Yes, indeed, and I think physiotherapists, by the very nature of who we are, are often the type of person that would ignore our own feelings and focus on what we can do for the patient, and doing what we do for the patient to the best of our ability, but sometimes to our own detriment regarding our mental health or our emotional well-being. So thank you so much for sharing that information with us, and I'm sure it will help me and the listeners to be a little bit more aware of how we feel and how we interact, and why we interact in a certain way, sometimes just because we are so overly tired or overly taxed with what's been happening and what we are seeing and the emotional burden that you inevitably take on from your patient when you spend time with them in rehab. Kirsty, as we come to the end of our discussion, are there any last thoughts that you maybe want to share with our physiotherapy listeners? Thanks, helene.

Speaker 2:

I think perhaps one thing for us all as a trauma team to be thinking about. We equip ourselves to treat and rehabilitate victims of trauma, but are we doing enough to prevent trauma and injury?
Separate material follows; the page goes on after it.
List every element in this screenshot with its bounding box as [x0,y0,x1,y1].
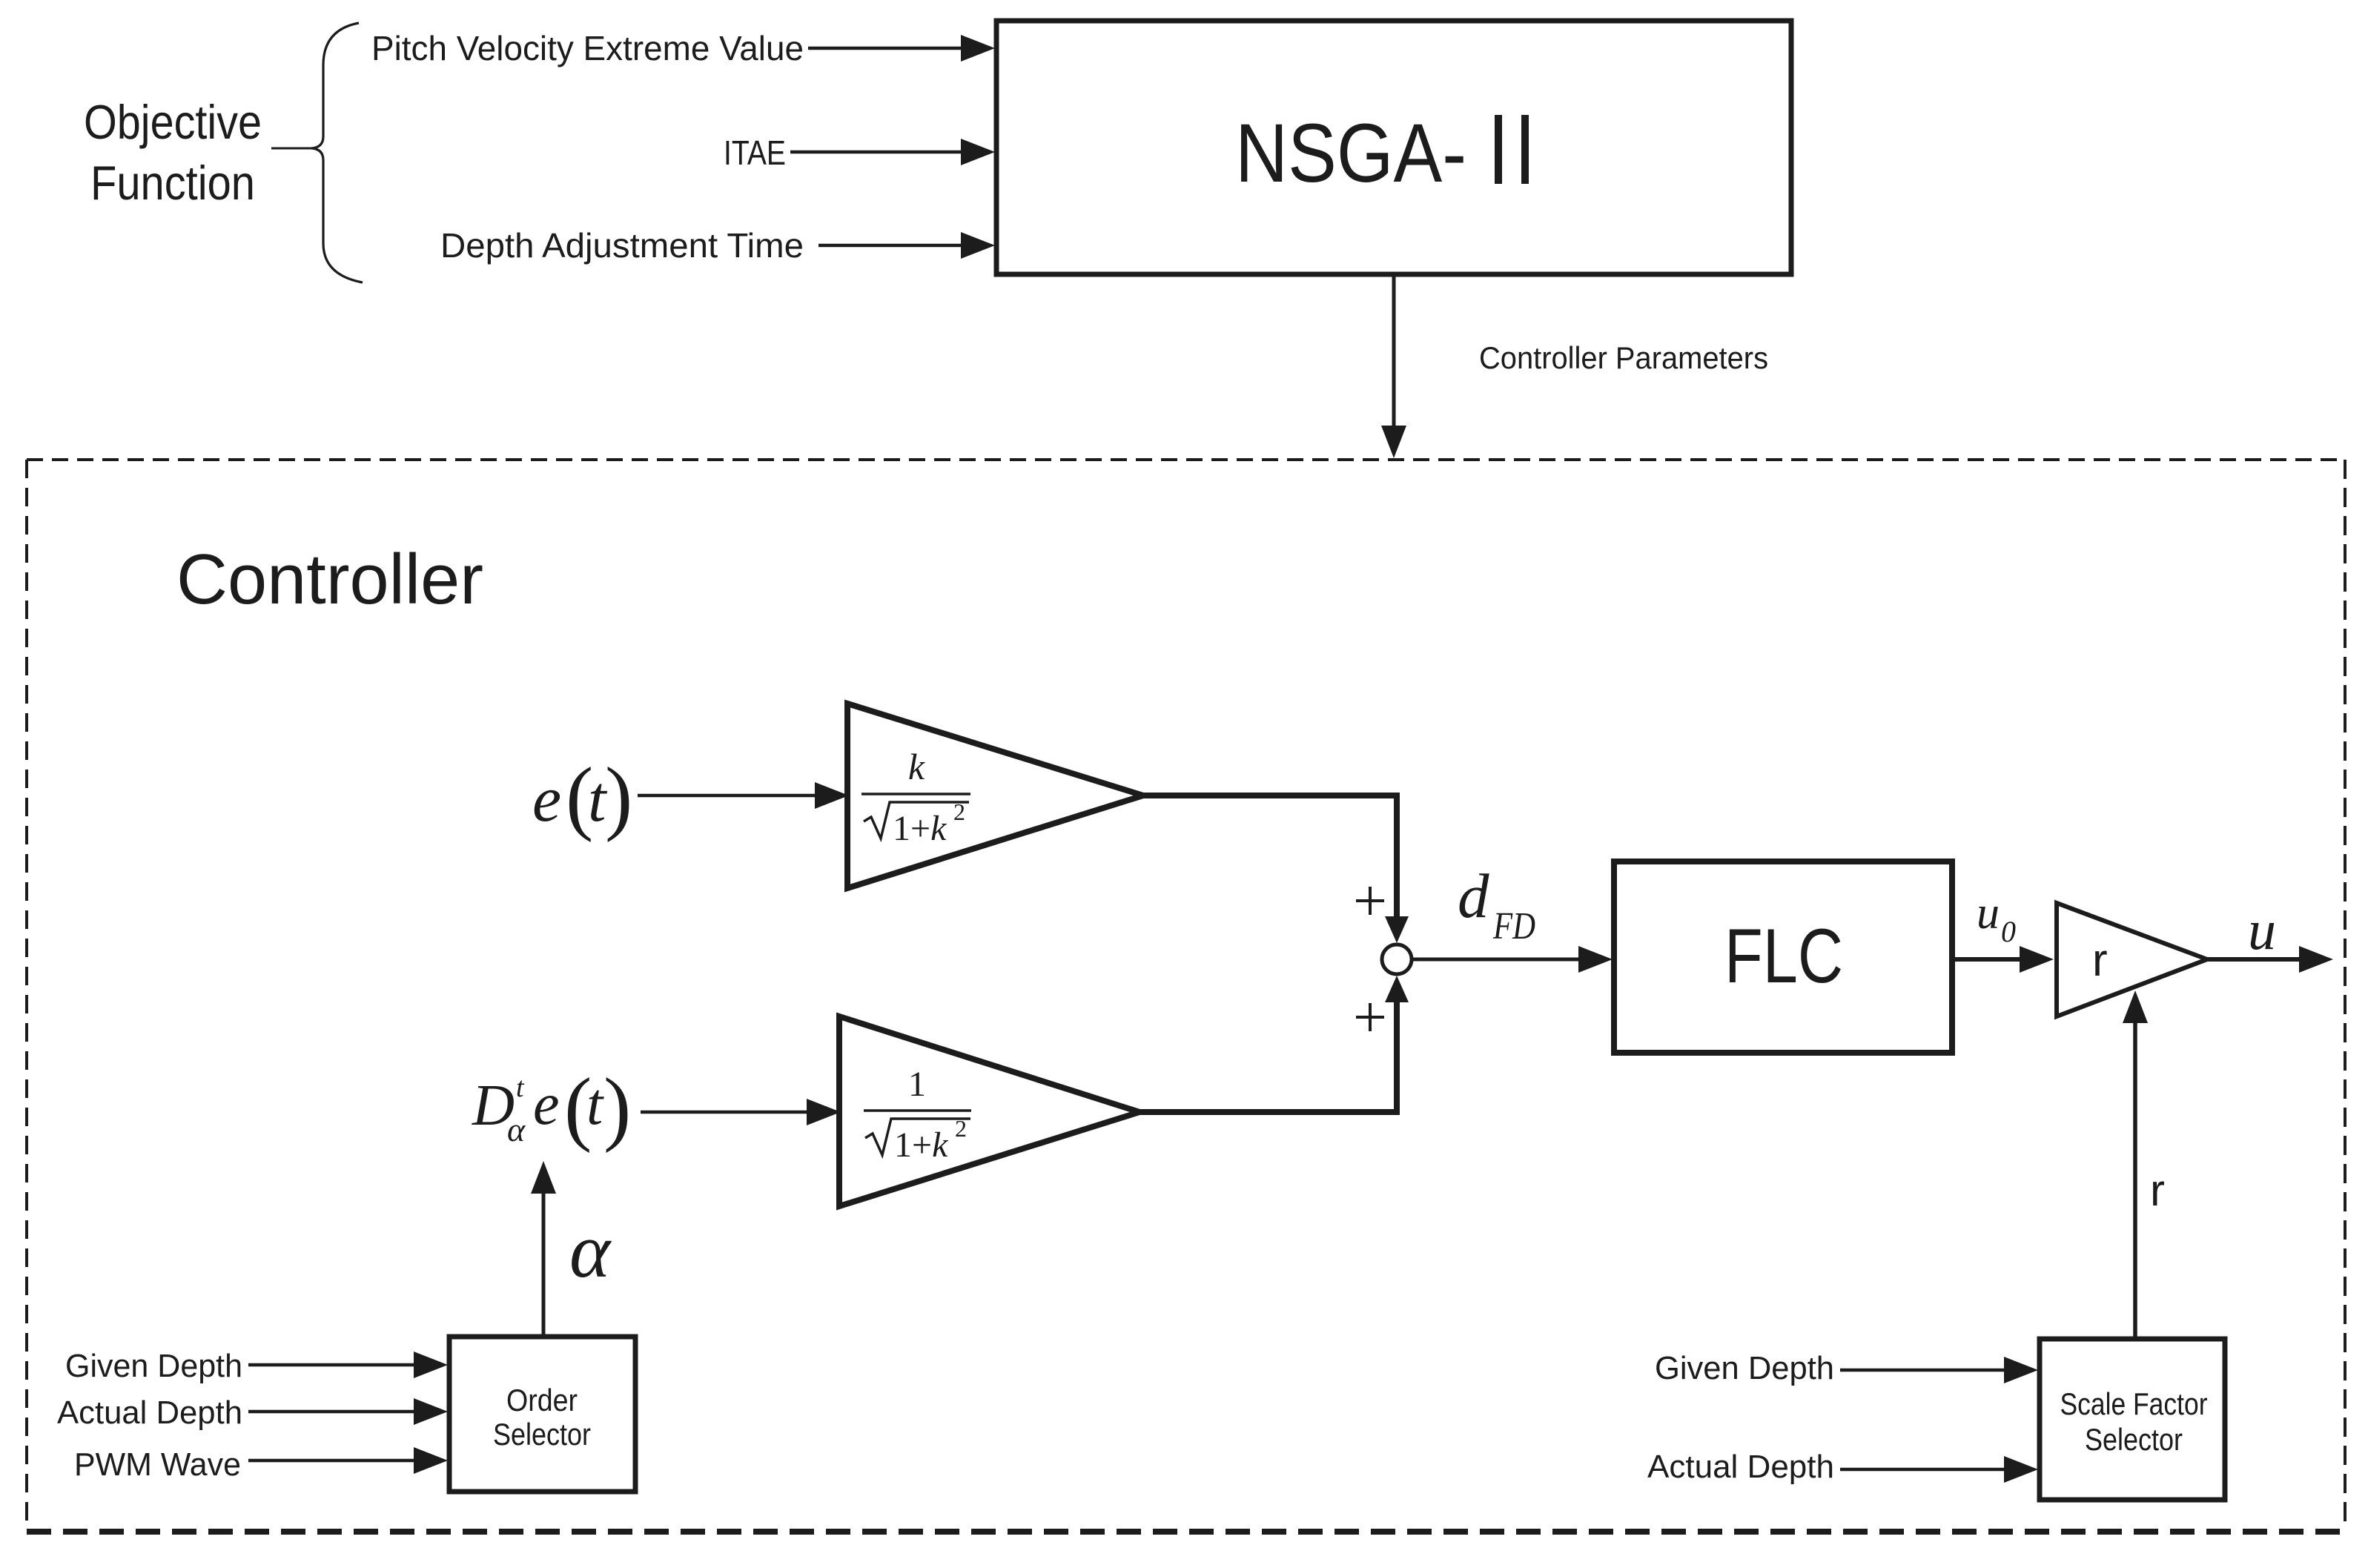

And that's a whole new discussion, potentially, but it's something that, as a team, we have to look at our contribution to, and one of the, I think, the big ways that we can use our experiences is making the data that we collect available to policymakers to contribute towards prevention and control of injuries specific to our context, towards prevention and control of injuries specific to our context. And then I think it is helpful.

Speaker 2:

I have mentioned that we need to constantly reflect on the purpose of our intervention. We get so caught up in the next patient that I have to see and what I have to do. What is it that we're doing? Are we saving a life or a limb or a lung, or are we intentionally working to support a patient to return to participating and contributing to their community? And it's nuanced, but it's very different. They're two different things I think again reflecting on. Are we making our clients central to our decision-making as a team and are we allowing them to articulate a vision for their recovery, whether that's something they feel comfortable or we feel comfortable with. It's something that's essential to patient-centered care and something we need to continually challenge ourselves in.

Speaker 1:

Yes, and I think that last bit that you shared, where we have to listen to the patient and to what they want, is so important, because we can often fall into the trap, particularly in the public health care sector, where we have this notion that we know better than the patient what is best for them. Thank you for emphasizing that we need to work as a team to hear the patient and to meet their needs and help them have the best quality of life after the traumatic event. Kirstie, thank you so much. Thanks, helene. It was lovely to chat this morning.